Department of Biomedical Sciences of Cells and Systems, Section Molecular Neurobiology, University of Groningen, University Medical Center Groningen, Groningen, the Netherlands.
MS Center Noord Nederland, University of Groningen, University Medical Center Groningen, Groningen, the Netherlands.
Acta Neuropathol Commun. 2023 Jun 20;11(1):100. doi: 10.1186/s40478-023-01598-7.

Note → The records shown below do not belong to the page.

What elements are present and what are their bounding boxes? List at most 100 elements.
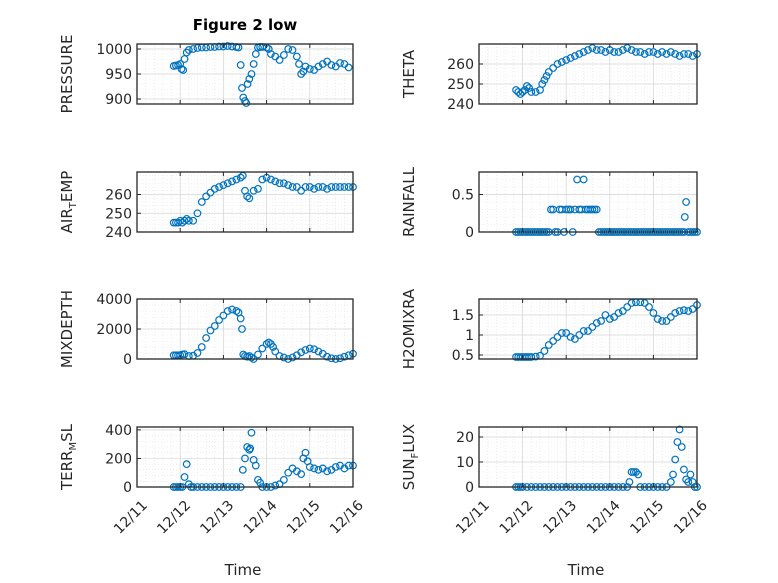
- y-axis-label-part: MIXDEPTH: [58, 290, 76, 368]
- data-point: [686, 470, 695, 479]
- data-point: [241, 454, 249, 463]
- x-axis-label: Time: [224, 561, 262, 579]
- data-point: [538, 80, 547, 88]
- data-point: [632, 468, 640, 476]
- data-point: [684, 478, 693, 486]
- data-point: [625, 478, 634, 486]
- data-point: [592, 46, 601, 54]
- data-point: [684, 307, 693, 315]
- data-point: [601, 311, 610, 319]
- data-point: [658, 48, 667, 56]
- data-point: [549, 337, 558, 345]
- data-point: [627, 46, 636, 54]
- data-point: [540, 347, 549, 355]
- data-point: [267, 50, 275, 58]
- data-point: [653, 315, 662, 323]
- data-point: [228, 305, 236, 314]
- data-point: [579, 327, 588, 335]
- data-point: [584, 46, 592, 54]
- y-tick-label: 1: [465, 328, 474, 344]
- data-point: [579, 175, 588, 184]
- data-point: [284, 181, 293, 190]
- data-point: [562, 56, 571, 64]
- y-tick-label: 1.5: [452, 308, 474, 324]
- data-point: [292, 52, 301, 61]
- y-tick-label: 200: [105, 451, 132, 467]
- y-axis-label-part: RAINFALL: [400, 166, 418, 237]
- data-point: [258, 344, 267, 353]
- data-point: [238, 465, 247, 474]
- data-point: [301, 183, 310, 191]
- data-point: [189, 45, 198, 53]
- data-point: [197, 343, 206, 351]
- data-point: [336, 59, 344, 67]
- data-point: [518, 88, 527, 96]
- y-tick-label: 2000: [96, 322, 132, 338]
- data-point: [251, 461, 260, 470]
- data-point: [673, 438, 682, 446]
- data-point: [549, 64, 558, 72]
- data-point: [249, 60, 258, 68]
- data-point: [575, 50, 584, 58]
- data-point: [182, 460, 191, 469]
- data-point: [262, 340, 271, 348]
- data-point: [601, 48, 610, 56]
- data-point: [301, 346, 310, 354]
- data-point: [544, 341, 553, 349]
- data-point: [610, 48, 619, 56]
- data-point: [247, 70, 256, 78]
- data-point: [215, 316, 223, 324]
- data-point: [658, 317, 667, 325]
- data-point: [636, 48, 645, 56]
- data-point: [675, 425, 684, 434]
- data-point: [223, 179, 232, 188]
- data-point: [314, 465, 323, 474]
- data-point: [297, 470, 306, 479]
- data-point: [288, 46, 297, 54]
- data-point: [254, 350, 262, 359]
- data-point: [682, 198, 690, 206]
- axes-box: [478, 43, 698, 105]
- data-point: [629, 468, 638, 476]
- data-point: [547, 205, 555, 214]
- data-point: [671, 309, 680, 317]
- plot-area: [137, 427, 353, 487]
- y-axis-label-subscript: M: [68, 442, 79, 451]
- data-point: [271, 481, 280, 490]
- data-point: [605, 315, 614, 323]
- data-point: [327, 183, 336, 191]
- figure-title: Figure 2 low: [193, 16, 298, 34]
- data-point: [531, 88, 540, 96]
- data-point: [271, 347, 280, 356]
- data-point: [206, 326, 215, 335]
- data-point: [557, 58, 566, 66]
- data-point: [653, 50, 662, 58]
- data-point: [331, 463, 340, 471]
- data-point: [592, 205, 601, 214]
- data-point: [523, 82, 531, 90]
- data-point: [566, 333, 575, 341]
- data-point: [323, 184, 331, 193]
- y-tick-label: 0.5: [452, 188, 474, 204]
- subplot-3: 240 250 260 AIRTEMP: [58, 171, 357, 241]
- data-point: [267, 175, 275, 184]
- data-point: [623, 303, 632, 311]
- y-tick-label: 250: [447, 77, 474, 93]
- data-point: [645, 303, 653, 311]
- data-point: [176, 60, 185, 68]
- data-point: [243, 192, 252, 201]
- y-tick-label: 400: [105, 423, 132, 439]
- data-point: [327, 354, 336, 363]
- data-point: [236, 173, 245, 182]
- data-point: [279, 353, 288, 362]
- data-point: [584, 327, 592, 335]
- data-point: [336, 183, 344, 191]
- data-point: [245, 194, 254, 203]
- data-point: [682, 475, 690, 484]
- y-axis-label: MIXDEPTH: [58, 290, 76, 368]
- data-point: [323, 352, 331, 361]
- data-point: [323, 467, 331, 476]
- y-axis-label-part: EMP: [58, 171, 76, 202]
- data-point: [671, 50, 680, 58]
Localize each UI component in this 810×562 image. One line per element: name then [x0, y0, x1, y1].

Multiple sclerosis (MS) pathophysiology includes inflammation, demyelination and neurodegeneration, but the exact mechanisms of disease initiation and progression are unknown. A major feature of lesions is lack of myelin, which increases axonal energy demand and requires adaptation in number and size of mitochondria. Outside lesions, subtle and diffuse alterations are observed in normal appearing white matter (NAWM) and normal appearing grey matter (NAGM), including increased oxidative stress, reduced axon density and changes in myelin composition and morphology. On an ultrastructural level, only limited data is available on alterations in myelinated axons. We generated large scale 2D scanning transmission electron microscopy images ('nanotomy') of non-demyelinated brain tissue of control and progressive MS donors, accessible via an open-access online repository. We observed a reduced density of myelinated axons in NAWM, without a decrease in cross-sectional axon area. Small myelinated axons were less frequently and large myelinated axons were more frequently present in NAWM, while the g-ratio was similar. The correlation between axonal mitochondrial radius and g-ratio was lost in NAWM, but not in NAGM. Myelinated axons in control GM and NAGM had a similar g-ratio and radius distribution. We hypothesize that axonal loss in NAWM is likely compensated by swelling of the remaining myelinated axons and subsequent adjustment of myelin thickness to maintain their g-ratio. Failure of axonal mitochondria to adjust their size and fine-tuning of myelin thickness may render NAWM axons and their myelin more susceptible to injury.
多发性硬化症(MS)的病理生理学包括炎症、脱髓鞘和神经退行性变,但疾病起始和进展的确切机制尚不清楚。病变的一个主要特征是缺乏髓鞘,这增加了轴突的能量需求,并需要适应线粒体的数量和大小。在病变之外,在正常外观的白质(NAWM)和正常外观的灰质(NAGM)中观察到微妙和弥漫性的改变,包括氧化应激增加、轴突密度降低以及髓鞘组成和形态的变化。在超微结构水平上,只有有限的数据可用于研究髓鞘轴突的改变。我们生成了大量非脱髓鞘脑组织的 2D 扫描透射电子显微镜图像('纳米断层扫描'),这些组织来自对照和进展性 MS 供体,可以通过开放获取的在线存储库访问。我们观察到 NAWM 中髓鞘轴突的密度降低,但轴突横截面积没有减少。小的髓鞘轴突在 NAWM 中出现的频率较低,而大的髓鞘轴突出现的频率较高,而 g-ratio 相似。在 NAWM 中,轴突线粒体半径与 g-ratio 之间的相关性丢失,但在 NAGM 中没有丢失。在对照 GM 和 NAGM 中,髓鞘轴突具有相似的 g-ratio 和半径分布。我们假设 NAWM 中的轴突丢失可能通过剩余髓鞘轴突的肿胀以及随后调整髓鞘厚度来维持其 g-ratio 来补偿。轴突线粒体不能调整其大小以及髓鞘厚度的微调可能会使 NAWM 轴突及其髓鞘更容易受到损伤。